La suesposta elaborazione trova concordi la Corte costituzionale e la Corte europea dei diritti dell’uomo.

L’intervento normativo modificativo può risultare lesivo dei principi costituzionali interni, ma anche dell’art. 1 del Protocollo n. 1 addizionale alla Convenzione europea per la salvaguardia dei diritti dell'uomo e delle libertà fondamentali, ove è stabilito, nella prima parte del par. 1, che “Ogni persona fisica o giuridica ha diritto al rispetto dei suoi beni” – qui da intendersi in senso ampio, non solo quale res materiale, ma come ogni attività che possa essere qualificata come “diritto patrimoniale” fino a comprendere anche la “aspettativa legittima” della sua acquisizione. Anche un diritto di credito rientra, pertanto, tra i beni protetti.

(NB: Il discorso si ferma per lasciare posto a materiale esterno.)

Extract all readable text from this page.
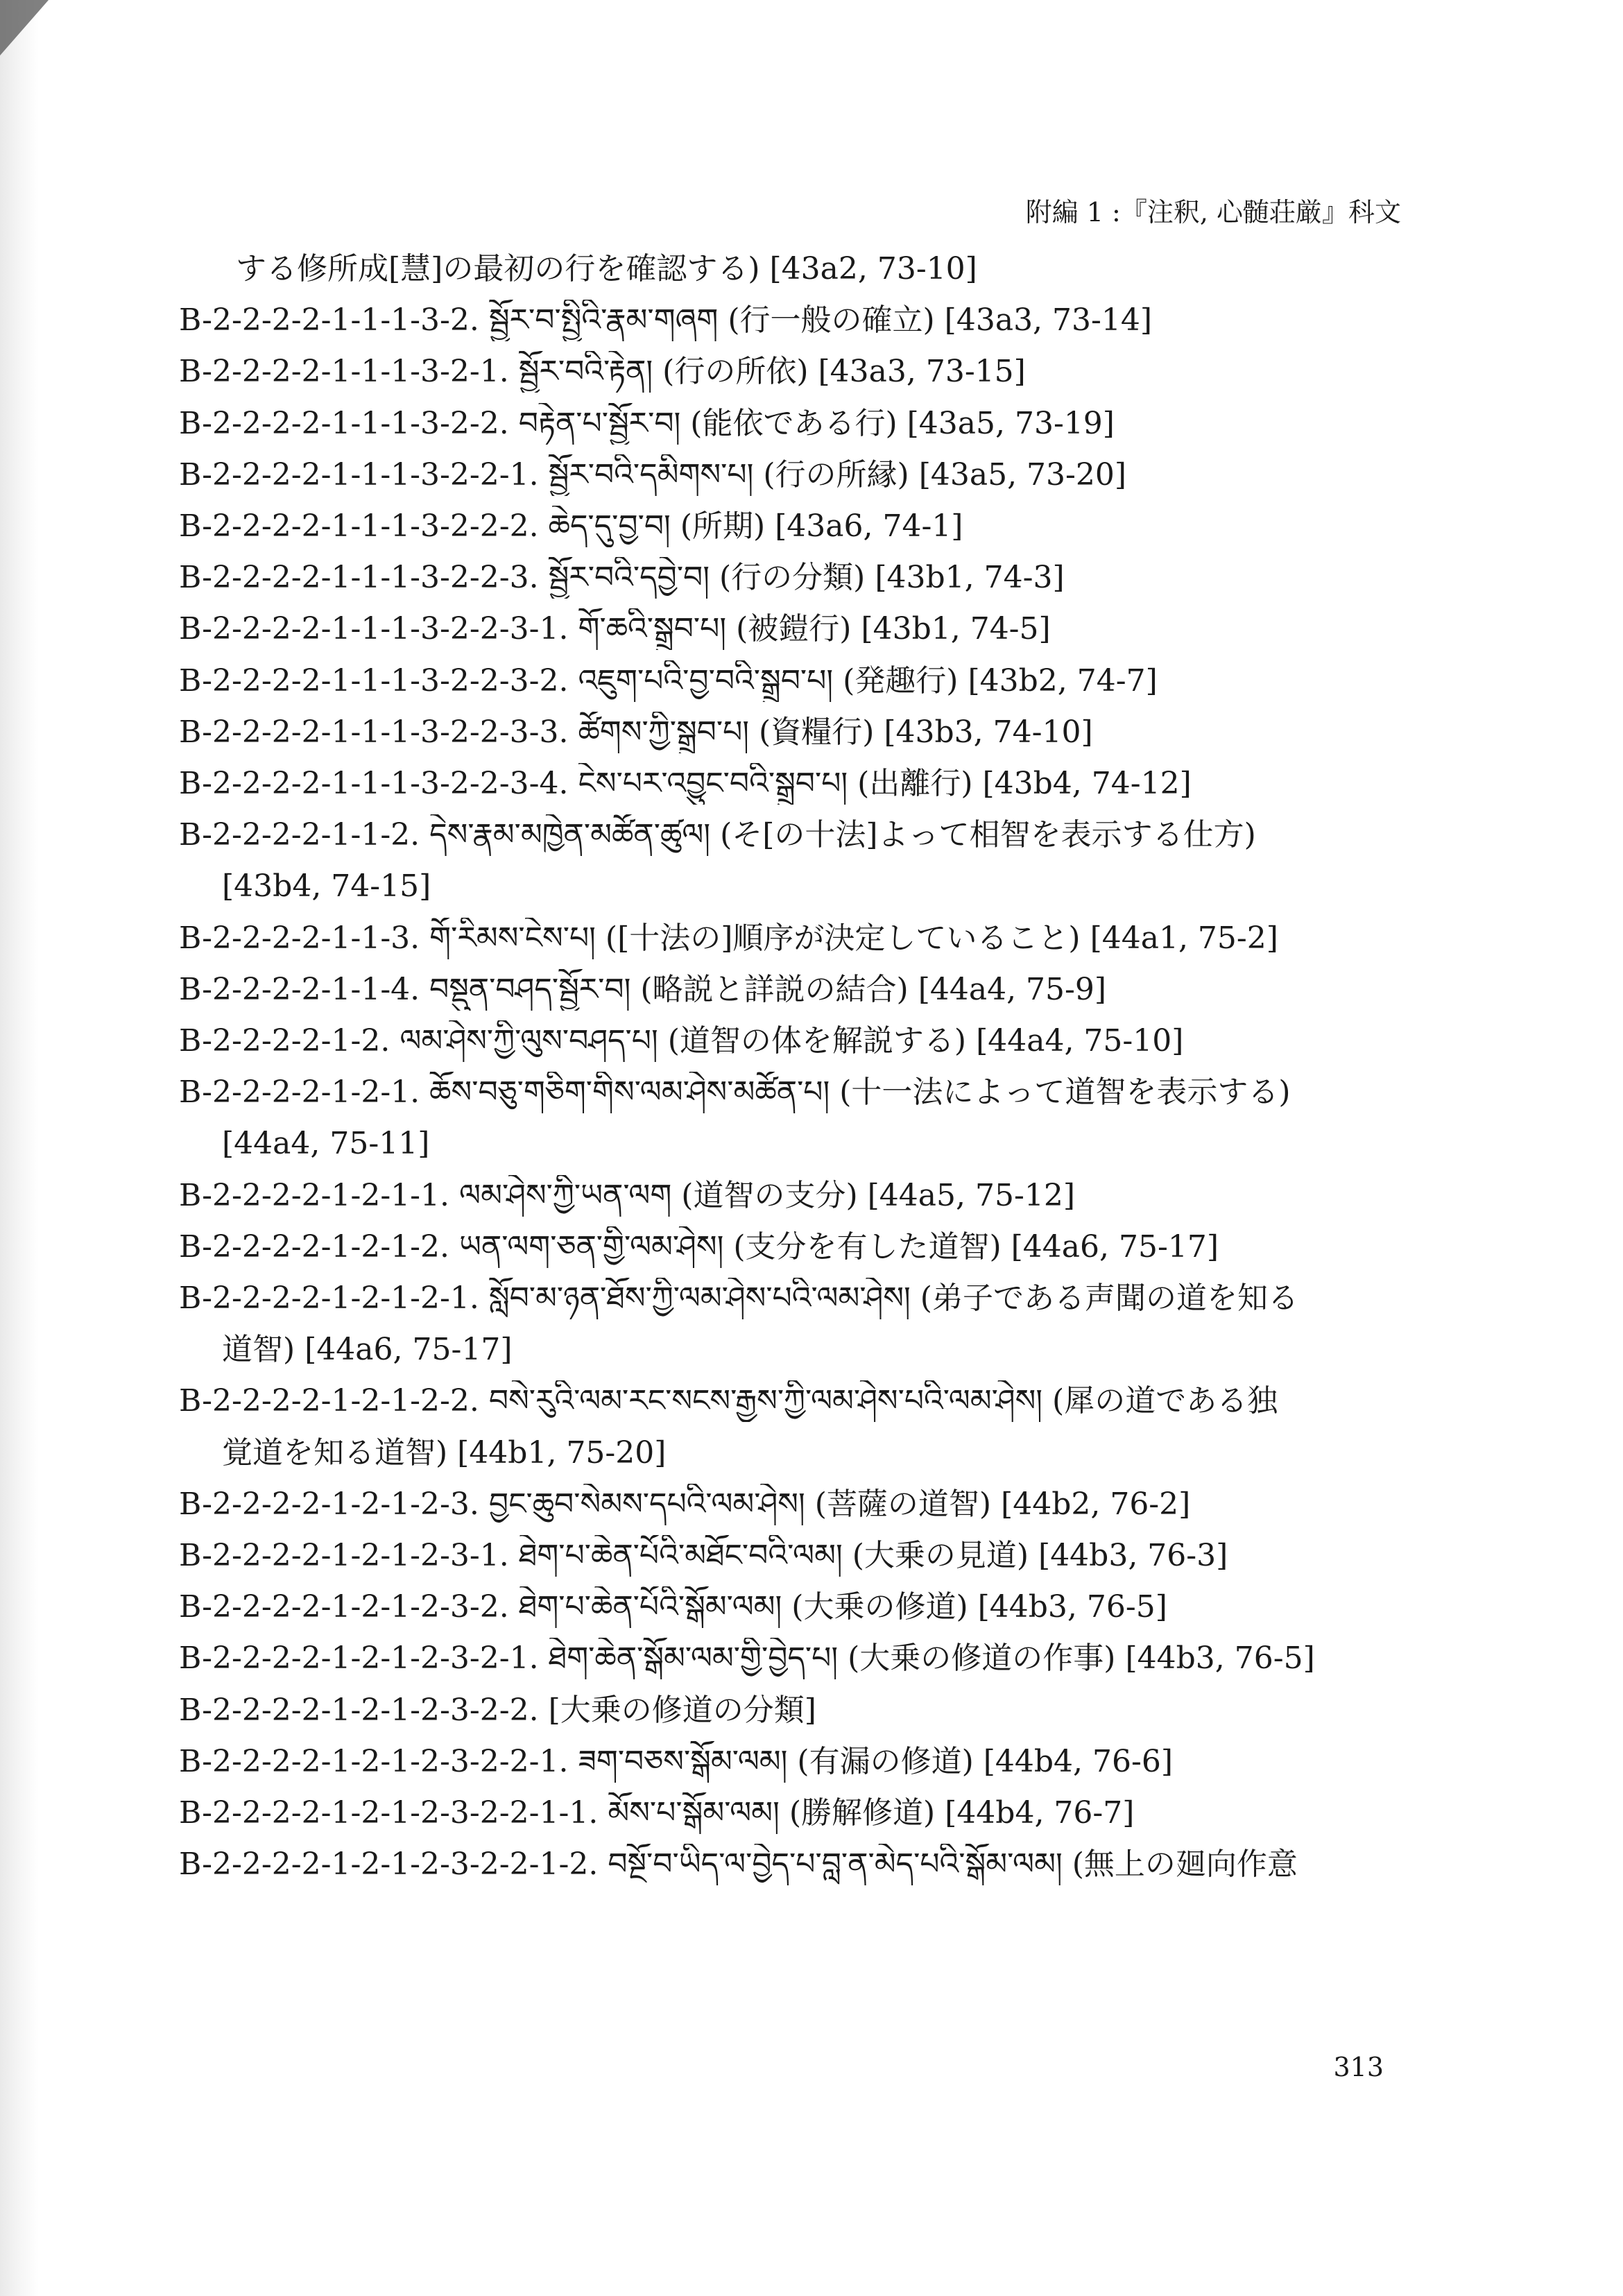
附編 1 :『注釈, 心髄荘厳』科文
する修所成[慧]の最初の行を確認する) [43a2, 73-10]
B-2-2-2-2-1-1-1-3-2. སྦྱོར་བ་སྤྱིའི་རྣམ་གཞག (行一般の確立) [43a3, 73-14]
B-2-2-2-2-1-1-1-3-2-1. སྦྱོར་བའི་རྟེན། (行の所依) [43a3, 73-15]
B-2-2-2-2-1-1-1-3-2-2. བརྟེན་པ་སྦྱོར་བ། (能依である行) [43a5, 73-19]
B-2-2-2-2-1-1-1-3-2-2-1. སྦྱོར་བའི་དམིགས་པ། (行の所縁) [43a5, 73-20]
B-2-2-2-2-1-1-1-3-2-2-2. ཆེད་དུ་བྱ་བ། (所期) [43a6, 74-1]
B-2-2-2-2-1-1-1-3-2-2-3. སྦྱོར་བའི་དབྱེ་བ། (行の分類) [43b1, 74-3]
B-2-2-2-2-1-1-1-3-2-2-3-1. གོ་ཆའི་སྒྲུབ་པ། (被鎧行) [43b1, 74-5]
B-2-2-2-2-1-1-1-3-2-2-3-2. འཇུག་པའི་བྱ་བའི་སྒྲུབ་པ། (発趣行) [43b2, 74-7]
B-2-2-2-2-1-1-1-3-2-2-3-3. ཚོགས་ཀྱི་སྒྲུབ་པ། (資糧行) [43b3, 74-10]
B-2-2-2-2-1-1-1-3-2-2-3-4. ངེས་པར་འབྱུང་བའི་སྒྲུབ་པ། (出離行) [43b4, 74-12]
B-2-2-2-2-1-1-2. དེས་རྣམ་མཁྱེན་མཚོན་ཚུལ། (そ[の十法]よって相智を表示する仕方)
[43b4, 74-15]
B-2-2-2-2-1-1-3. གོ་རིམས་ངེས་པ། ([十法の]順序が決定していること) [44a1, 75-2]
B-2-2-2-2-1-1-4. བསྡུན་བཤད་སྦྱོར་བ། (略説と詳説の結合) [44a4, 75-9]
B-2-2-2-2-1-2. ལམ་ཤེས་ཀྱི་ལུས་བཤད་པ། (道智の体を解説する) [44a4, 75-10]
B-2-2-2-2-1-2-1. ཆོས་བཅུ་གཅིག་གིས་ལམ་ཤེས་མཚོན་པ། (十一法によって道智を表示する)
[44a4, 75-11]
B-2-2-2-2-1-2-1-1. ལམ་ཤེས་ཀྱི་ཡན་ལག (道智の支分) [44a5, 75-12]
B-2-2-2-2-1-2-1-2. ཡན་ལག་ཅན་གྱི་ལམ་ཤེས། (支分を有した道智) [44a6, 75-17]
B-2-2-2-2-1-2-1-2-1. སློབ་མ་ཉན་ཐོས་ཀྱི་ལམ་ཤེས་པའི་ལམ་ཤེས། (弟子である声聞の道を知る
道智) [44a6, 75-17]
B-2-2-2-2-1-2-1-2-2. བསེ་རུའི་ལམ་རང་སངས་རྒྱས་ཀྱི་ལམ་ཤེས་པའི་ལམ་ཤེས། (犀の道である独
覚道を知る道智) [44b1, 75-20]
B-2-2-2-2-1-2-1-2-3. བྱང་ཆུབ་སེམས་དཔའི་ལམ་ཤེས། (菩薩の道智) [44b2, 76-2]
B-2-2-2-2-1-2-1-2-3-1. ཐེག་པ་ཆེན་པོའི་མཐོང་བའི་ལམ། (大乗の見道) [44b3, 76-3]
B-2-2-2-2-1-2-1-2-3-2. ཐེག་པ་ཆེན་པོའི་སྒོམ་ལམ། (大乗の修道) [44b3, 76-5]
B-2-2-2-2-1-2-1-2-3-2-1. ཐེག་ཆེན་སྒོམ་ལམ་གྱི་བྱེད་པ། (大乗の修道の作事) [44b3, 76-5]
B-2-2-2-2-1-2-1-2-3-2-2. [大乗の修道の分類]
B-2-2-2-2-1-2-1-2-3-2-2-1. ཟག་བཅས་སྒོམ་ལམ། (有漏の修道) [44b4, 76-6]
B-2-2-2-2-1-2-1-2-3-2-2-1-1. མོས་པ་སྒོམ་ལམ། (勝解修道) [44b4, 76-7]
B-2-2-2-2-1-2-1-2-3-2-2-1-2. བསྔོ་བ་ཡིད་ལ་བྱེད་པ་བླ་ན་མེད་པའི་སྒོམ་ལམ། (無上の廻向作意
313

Il pacifico godimento dei beni è tutelato dall’ingerenza dell’autorità pubblica; ingerenza che può avvenire anche mediante esercizio della funzione legislativa.

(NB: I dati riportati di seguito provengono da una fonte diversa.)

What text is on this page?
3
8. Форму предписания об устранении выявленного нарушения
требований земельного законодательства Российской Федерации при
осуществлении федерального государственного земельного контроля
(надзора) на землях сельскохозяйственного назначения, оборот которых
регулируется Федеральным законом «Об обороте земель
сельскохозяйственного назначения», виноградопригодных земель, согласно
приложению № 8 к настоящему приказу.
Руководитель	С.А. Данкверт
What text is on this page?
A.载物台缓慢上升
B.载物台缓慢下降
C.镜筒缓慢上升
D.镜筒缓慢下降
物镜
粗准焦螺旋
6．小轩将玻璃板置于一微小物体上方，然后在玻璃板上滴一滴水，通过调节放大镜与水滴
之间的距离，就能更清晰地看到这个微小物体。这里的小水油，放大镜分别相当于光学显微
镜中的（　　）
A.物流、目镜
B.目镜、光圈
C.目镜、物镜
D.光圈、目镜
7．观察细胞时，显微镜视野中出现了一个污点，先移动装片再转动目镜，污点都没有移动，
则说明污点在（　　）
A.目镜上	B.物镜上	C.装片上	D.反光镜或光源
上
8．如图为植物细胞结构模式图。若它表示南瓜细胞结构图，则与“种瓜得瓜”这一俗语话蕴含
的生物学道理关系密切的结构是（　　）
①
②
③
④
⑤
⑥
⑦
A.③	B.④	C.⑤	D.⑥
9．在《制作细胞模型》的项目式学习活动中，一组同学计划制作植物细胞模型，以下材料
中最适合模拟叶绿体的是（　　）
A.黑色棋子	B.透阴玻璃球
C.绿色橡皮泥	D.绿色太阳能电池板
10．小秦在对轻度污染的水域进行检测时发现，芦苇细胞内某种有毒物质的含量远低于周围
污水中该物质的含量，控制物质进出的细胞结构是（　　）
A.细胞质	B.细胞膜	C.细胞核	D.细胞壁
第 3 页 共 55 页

La Corte considera l’ingerenza dei poteri pubblici nel godimento dei beni compatibile con l’art. 1 del Protocollo n. 1 se soddisfa il principio di legalità, se necessaria per una ragione legittima di pubblica utilità o per un interesse generale e sempre che abbia luogo mediante mezzi ragionevolmente proporzionati al fine che si intende realizzare.

Disposizioni retroattive sono peraltro ritenute conformi al requisito di legalità; le finalità per le quali l’ingerenza può essere giustificata poiché rispondente ad una ragione di pubblica utilità o ad un interesse generale sono varie: in ogni caso, quando si tratta di misure generali di strategia economica o sociale la Corte riconosce allo Stato un ampio margine di apprezzamento, poiché, per la conoscenza diretta della loro società e delle sue esigenze, le autorità nazionali sono in linea di massima in una posizione migliore del giudice internazionale per decidere cosa sia nel “pubblico interesse”.

Così, l’eliminazione delle disposizioni discriminatorie e il controllo della spesa pubblica sono considerati fini legittimi per meglio garantire la giustizia sociale e tutelare il benessere economico dello Stato.

E’ inoltre necessario che vi sia il giusto equilibrio (fair balance) tra le esigenze dell’interesse generale e l’obbligo di proteggere i diritti fondamentali della persona; ciò che non sussiste se l’interessato sopporta un “onere individuale eccessivo”.